Kaupang was recognised as a town, because it was populated by quite a number of people living close in a tight-knit society, not making their living from primary industry. The big time for Kaupang was between 800 and 900, and in that period there was extensive trade aimed at Europe via England, Denmark and Sweden. The trade network stretched all the way to the Far East. Plans are being made for a an extensive information centre at Kaupang. Meanwhile you may visit Kaupang yourselves, and sense some of the history this kaupang (marketplace) has. A small exhibit is open to the public and it is possible to see the ruins of this busy little settlement in the fields around it.

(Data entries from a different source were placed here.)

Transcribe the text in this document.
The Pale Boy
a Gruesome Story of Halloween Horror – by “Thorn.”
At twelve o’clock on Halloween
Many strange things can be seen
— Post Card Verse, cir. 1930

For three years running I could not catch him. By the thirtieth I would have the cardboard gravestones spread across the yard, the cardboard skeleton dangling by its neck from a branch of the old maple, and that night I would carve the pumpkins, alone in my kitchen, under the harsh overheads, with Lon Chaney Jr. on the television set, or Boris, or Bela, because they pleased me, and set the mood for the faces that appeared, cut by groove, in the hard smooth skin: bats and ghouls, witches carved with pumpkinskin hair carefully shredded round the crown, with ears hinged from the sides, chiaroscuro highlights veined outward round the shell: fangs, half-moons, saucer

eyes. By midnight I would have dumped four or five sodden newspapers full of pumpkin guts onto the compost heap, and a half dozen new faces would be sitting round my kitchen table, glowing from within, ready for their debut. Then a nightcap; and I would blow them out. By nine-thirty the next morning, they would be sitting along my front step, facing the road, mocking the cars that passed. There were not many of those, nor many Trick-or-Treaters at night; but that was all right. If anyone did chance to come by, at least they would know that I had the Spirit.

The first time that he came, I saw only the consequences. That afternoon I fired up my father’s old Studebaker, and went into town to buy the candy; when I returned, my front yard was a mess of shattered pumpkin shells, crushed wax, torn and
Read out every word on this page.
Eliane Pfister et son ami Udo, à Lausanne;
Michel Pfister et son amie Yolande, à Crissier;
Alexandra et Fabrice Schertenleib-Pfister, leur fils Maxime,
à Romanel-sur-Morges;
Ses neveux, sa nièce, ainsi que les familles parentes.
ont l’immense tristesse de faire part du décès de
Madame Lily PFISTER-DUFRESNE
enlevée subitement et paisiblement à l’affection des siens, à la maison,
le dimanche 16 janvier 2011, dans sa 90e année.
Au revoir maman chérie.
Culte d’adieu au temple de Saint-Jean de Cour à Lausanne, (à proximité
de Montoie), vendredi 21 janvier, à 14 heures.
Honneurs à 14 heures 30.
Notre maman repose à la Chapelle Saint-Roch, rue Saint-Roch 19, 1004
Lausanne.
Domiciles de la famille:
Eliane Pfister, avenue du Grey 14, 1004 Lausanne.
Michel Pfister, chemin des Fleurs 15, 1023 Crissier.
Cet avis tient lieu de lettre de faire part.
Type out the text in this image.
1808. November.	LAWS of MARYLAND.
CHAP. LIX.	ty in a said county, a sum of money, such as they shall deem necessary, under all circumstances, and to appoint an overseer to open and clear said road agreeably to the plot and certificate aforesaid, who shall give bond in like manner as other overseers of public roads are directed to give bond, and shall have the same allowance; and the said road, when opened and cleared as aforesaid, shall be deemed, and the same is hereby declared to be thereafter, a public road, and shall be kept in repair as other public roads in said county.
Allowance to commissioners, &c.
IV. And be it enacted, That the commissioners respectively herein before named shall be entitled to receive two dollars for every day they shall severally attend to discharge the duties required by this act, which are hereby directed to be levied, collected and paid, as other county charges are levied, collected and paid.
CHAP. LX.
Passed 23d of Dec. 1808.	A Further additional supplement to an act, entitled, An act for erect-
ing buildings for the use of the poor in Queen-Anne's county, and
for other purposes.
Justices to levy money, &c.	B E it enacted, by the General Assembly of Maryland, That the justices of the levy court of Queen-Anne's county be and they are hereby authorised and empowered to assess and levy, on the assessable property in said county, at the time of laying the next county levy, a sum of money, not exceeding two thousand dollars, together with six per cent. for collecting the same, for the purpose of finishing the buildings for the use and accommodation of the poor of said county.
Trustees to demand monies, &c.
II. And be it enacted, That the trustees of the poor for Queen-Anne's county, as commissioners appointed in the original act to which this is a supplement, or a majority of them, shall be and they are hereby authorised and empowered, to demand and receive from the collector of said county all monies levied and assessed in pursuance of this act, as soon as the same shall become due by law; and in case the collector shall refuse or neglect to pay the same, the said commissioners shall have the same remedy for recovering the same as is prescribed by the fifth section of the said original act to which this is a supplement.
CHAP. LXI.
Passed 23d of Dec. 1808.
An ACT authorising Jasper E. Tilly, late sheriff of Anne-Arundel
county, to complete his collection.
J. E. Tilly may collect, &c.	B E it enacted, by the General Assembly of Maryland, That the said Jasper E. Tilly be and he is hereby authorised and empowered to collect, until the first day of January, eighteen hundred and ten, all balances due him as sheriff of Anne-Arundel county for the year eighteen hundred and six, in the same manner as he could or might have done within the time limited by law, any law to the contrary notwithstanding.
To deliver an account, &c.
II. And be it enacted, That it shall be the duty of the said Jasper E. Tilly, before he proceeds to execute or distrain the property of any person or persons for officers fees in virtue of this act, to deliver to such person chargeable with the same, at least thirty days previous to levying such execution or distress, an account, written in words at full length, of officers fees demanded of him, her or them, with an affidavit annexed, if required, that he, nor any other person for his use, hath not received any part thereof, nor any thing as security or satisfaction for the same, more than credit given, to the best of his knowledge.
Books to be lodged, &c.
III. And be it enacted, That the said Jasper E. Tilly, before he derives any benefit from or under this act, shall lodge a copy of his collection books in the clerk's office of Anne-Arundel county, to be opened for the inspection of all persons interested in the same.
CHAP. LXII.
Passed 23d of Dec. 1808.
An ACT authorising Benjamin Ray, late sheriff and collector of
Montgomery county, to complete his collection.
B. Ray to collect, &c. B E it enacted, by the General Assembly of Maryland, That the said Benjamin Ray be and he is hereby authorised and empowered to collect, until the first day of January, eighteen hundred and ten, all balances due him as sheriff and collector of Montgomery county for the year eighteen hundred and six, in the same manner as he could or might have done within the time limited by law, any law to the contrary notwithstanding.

Guiding on prior agreement in the period May-September.
Bokeskogen is the northern-most beech forest in the world and the biggest public place in Norway. It's on the top of the city and it stretches until the Farris forest. It has always been an important place for the people of the city and it's here that the 17. mai march starts from.
Hedrum Rural Museum is a rural museum with oldies and goldies from the Hedrum village. Located in Kvelde in Lågendalen, it gives tourists a taste of the typical Hedrum farm only 20 minutes away from Larvik city centre. From 1985 onwards the Hedrum Rural Museum is owned and run by Hedrum Historic Preservation Association and comprises 1 acre of land and 4 houses. The main living quarters have been restored to resemble a typical Hedrum farm from around 1900. An old shop has been set up in the corner room.
There is a collection of old kitchen utensils, handicrafts, tools and implements at the museum, and there are exhibitions of local art, handicraft and a proper exhibition of the Norwegian Resistance Movement's contributions during World War 2.
Hedrum Rural Museum is open at Sundays from the middle of June until the end of August.